After spending several years going through documentation, making phone calls, going to meetings and networking worldwide with the biggest corporations in the fishing and aquaculture industry, the researchers took the next step and contacted them to see if they would be interested in working on a joint vision for a more sustainable industry.

“We figured if we could get these companies around the table, provide them with the insights we have on the state of the oceans, listen to their perspectives, and also let them share with each other – then something interesting could happen,” Österblom explains.

An eye-opener

And he was right. In 2016 SeaBOS was launched, paving the way for a science-based collaboration between the ten largest companies within the seafood industry. One of them is Dongwon Industries. Established in Seoul, Korea in 1969, it has 4,900 employees globally. The marine business operates 41 vessels, including 19 purse seiners, throughout the Pacific, Indian, Atlantic and Antarctic Oceans. The company is working to build a global reputation for tuna processing for sashimi and fisheries product distribution through domestic and overseas factories located in Samoa, Ecuador and Senegal.

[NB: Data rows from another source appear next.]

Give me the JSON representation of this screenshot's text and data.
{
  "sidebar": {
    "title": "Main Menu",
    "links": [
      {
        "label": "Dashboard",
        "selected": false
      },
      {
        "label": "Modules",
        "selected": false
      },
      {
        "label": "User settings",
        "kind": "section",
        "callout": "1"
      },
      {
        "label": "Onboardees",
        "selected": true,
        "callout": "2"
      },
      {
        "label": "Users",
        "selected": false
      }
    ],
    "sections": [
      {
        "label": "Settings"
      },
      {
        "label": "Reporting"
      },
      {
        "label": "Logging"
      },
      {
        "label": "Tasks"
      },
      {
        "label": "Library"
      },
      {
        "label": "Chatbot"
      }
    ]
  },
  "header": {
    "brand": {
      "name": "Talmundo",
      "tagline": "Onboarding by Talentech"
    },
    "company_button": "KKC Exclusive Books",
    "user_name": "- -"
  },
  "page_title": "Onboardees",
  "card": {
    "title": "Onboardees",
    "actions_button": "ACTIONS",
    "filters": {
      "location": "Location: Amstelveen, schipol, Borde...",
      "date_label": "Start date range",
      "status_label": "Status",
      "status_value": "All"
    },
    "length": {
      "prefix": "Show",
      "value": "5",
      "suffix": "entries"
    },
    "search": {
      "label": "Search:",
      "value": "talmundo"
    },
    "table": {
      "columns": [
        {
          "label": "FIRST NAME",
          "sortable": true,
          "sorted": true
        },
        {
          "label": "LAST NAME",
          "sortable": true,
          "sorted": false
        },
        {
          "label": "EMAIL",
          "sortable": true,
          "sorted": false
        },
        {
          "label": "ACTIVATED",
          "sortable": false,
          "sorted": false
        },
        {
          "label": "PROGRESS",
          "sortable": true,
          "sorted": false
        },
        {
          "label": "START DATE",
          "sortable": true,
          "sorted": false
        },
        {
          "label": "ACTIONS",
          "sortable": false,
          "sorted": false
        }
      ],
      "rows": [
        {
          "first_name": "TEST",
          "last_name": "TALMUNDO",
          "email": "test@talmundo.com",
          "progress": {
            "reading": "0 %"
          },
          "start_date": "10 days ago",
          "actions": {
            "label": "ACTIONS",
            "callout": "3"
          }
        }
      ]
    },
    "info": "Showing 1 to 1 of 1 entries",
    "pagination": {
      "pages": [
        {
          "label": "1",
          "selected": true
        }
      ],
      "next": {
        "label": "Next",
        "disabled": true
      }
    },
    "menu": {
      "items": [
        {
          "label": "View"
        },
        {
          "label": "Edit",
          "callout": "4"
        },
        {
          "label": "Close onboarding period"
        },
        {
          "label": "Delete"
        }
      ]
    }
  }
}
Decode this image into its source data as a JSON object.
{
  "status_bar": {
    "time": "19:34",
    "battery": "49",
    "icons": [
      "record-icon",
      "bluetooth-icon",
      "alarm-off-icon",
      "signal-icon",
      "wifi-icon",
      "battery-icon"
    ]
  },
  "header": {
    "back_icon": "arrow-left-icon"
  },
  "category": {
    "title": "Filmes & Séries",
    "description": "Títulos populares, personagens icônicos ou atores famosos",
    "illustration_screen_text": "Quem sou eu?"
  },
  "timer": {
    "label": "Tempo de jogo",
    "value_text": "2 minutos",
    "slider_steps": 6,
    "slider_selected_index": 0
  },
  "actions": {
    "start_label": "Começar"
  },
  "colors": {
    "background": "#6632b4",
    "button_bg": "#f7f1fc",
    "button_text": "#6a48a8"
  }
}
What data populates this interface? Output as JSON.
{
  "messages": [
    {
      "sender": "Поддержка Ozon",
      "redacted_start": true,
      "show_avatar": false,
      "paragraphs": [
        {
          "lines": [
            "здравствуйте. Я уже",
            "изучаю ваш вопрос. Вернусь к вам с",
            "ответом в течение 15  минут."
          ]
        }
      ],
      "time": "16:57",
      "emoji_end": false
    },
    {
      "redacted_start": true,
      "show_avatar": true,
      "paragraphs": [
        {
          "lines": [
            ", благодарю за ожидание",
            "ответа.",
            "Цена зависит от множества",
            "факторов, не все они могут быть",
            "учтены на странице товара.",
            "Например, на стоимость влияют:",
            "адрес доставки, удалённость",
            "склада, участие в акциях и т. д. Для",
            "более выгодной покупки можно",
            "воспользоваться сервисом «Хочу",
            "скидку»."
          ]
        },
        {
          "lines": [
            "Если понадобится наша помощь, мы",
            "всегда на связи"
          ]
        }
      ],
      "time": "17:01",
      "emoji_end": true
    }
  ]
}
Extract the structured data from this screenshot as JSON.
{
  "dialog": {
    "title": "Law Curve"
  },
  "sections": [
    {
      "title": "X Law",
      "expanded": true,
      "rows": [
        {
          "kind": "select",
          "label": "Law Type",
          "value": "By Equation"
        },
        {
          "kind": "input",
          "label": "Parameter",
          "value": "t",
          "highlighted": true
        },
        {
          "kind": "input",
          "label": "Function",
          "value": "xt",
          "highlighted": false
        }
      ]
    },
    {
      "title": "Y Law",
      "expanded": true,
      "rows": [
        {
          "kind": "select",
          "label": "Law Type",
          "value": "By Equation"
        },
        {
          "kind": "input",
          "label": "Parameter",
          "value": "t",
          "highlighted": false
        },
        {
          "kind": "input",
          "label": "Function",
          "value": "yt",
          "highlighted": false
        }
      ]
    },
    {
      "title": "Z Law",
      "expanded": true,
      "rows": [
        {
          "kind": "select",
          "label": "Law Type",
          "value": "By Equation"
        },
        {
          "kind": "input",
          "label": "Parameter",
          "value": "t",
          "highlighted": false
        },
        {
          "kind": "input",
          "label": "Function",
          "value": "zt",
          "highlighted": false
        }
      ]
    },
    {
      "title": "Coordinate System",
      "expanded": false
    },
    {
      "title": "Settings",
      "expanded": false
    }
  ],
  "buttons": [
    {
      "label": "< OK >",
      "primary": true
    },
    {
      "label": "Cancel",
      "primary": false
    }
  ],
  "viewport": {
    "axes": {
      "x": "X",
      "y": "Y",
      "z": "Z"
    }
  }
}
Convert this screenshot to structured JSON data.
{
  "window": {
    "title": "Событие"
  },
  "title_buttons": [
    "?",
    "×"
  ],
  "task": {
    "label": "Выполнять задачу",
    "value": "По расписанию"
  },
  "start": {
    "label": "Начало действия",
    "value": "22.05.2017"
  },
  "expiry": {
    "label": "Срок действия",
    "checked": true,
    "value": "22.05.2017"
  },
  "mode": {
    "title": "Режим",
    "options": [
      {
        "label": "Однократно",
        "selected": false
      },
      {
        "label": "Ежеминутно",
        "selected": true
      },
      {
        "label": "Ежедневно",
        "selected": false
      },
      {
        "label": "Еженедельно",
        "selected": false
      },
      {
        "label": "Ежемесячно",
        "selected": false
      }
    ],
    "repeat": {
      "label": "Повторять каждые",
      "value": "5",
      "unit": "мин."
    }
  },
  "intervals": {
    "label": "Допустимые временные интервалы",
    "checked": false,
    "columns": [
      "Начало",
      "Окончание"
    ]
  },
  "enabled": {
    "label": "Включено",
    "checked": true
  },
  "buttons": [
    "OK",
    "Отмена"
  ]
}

Listening to the science Österblom presented became an eye-opener for Dr. Lee. “At first I was fascinated by the passion of Henrik, who bravely reached out to the CEOs of each keystone actor to share his idea of transforming the industry,” Lee explains. But it was also a daunting task.

“As much as I was honoured to have been recognized as one of the most influential seafood companies in the world, the idea of bearing responsibility as one of the top players to change the industry struck me hard,” Dr. Lee continues. But the opportunity to be part of an industry-driven collaboration between the private sector and science field was too attractive an opportunity to miss out on, and Dongwon thus became a member of SeaBOS.

The SeaBOS initiative became the catalyst for change and an eye-opener for Dongwon. They were given first-hand access to the latest in marine and sustainable science. As a result of these learnings, they began to explore new areas such as aquaculture and MSC certification, and improving crew management and traceability.

In it together

So far, one of the biggest insights from the SeaBOS collaboration has been that they only way forward is through collaboration. “There is so much that a single company can do,” Dr. Lee acknowledges. That is why he feels reassured that the companies are in it together.

“I believe in the cascade effect, but without the cooperative movement of the industry, our grand goal may not be achievable. I’ve learned a lot from the other companies’ activities and efforts, they serve as a motivation for us to work harder.”

When asked what he hopes to achieve with SeaBOS, Dr. Lee is clear: “We wish SeaBOS would gain reputation as a unique collaboration that’s fighting to transform the industry at the forefront, with the keystone actors being recognized as the leaders of the transformation. Also, its member companies should be able to drive themselves further through the initiative’s activities and be motivated and inspired by one another.”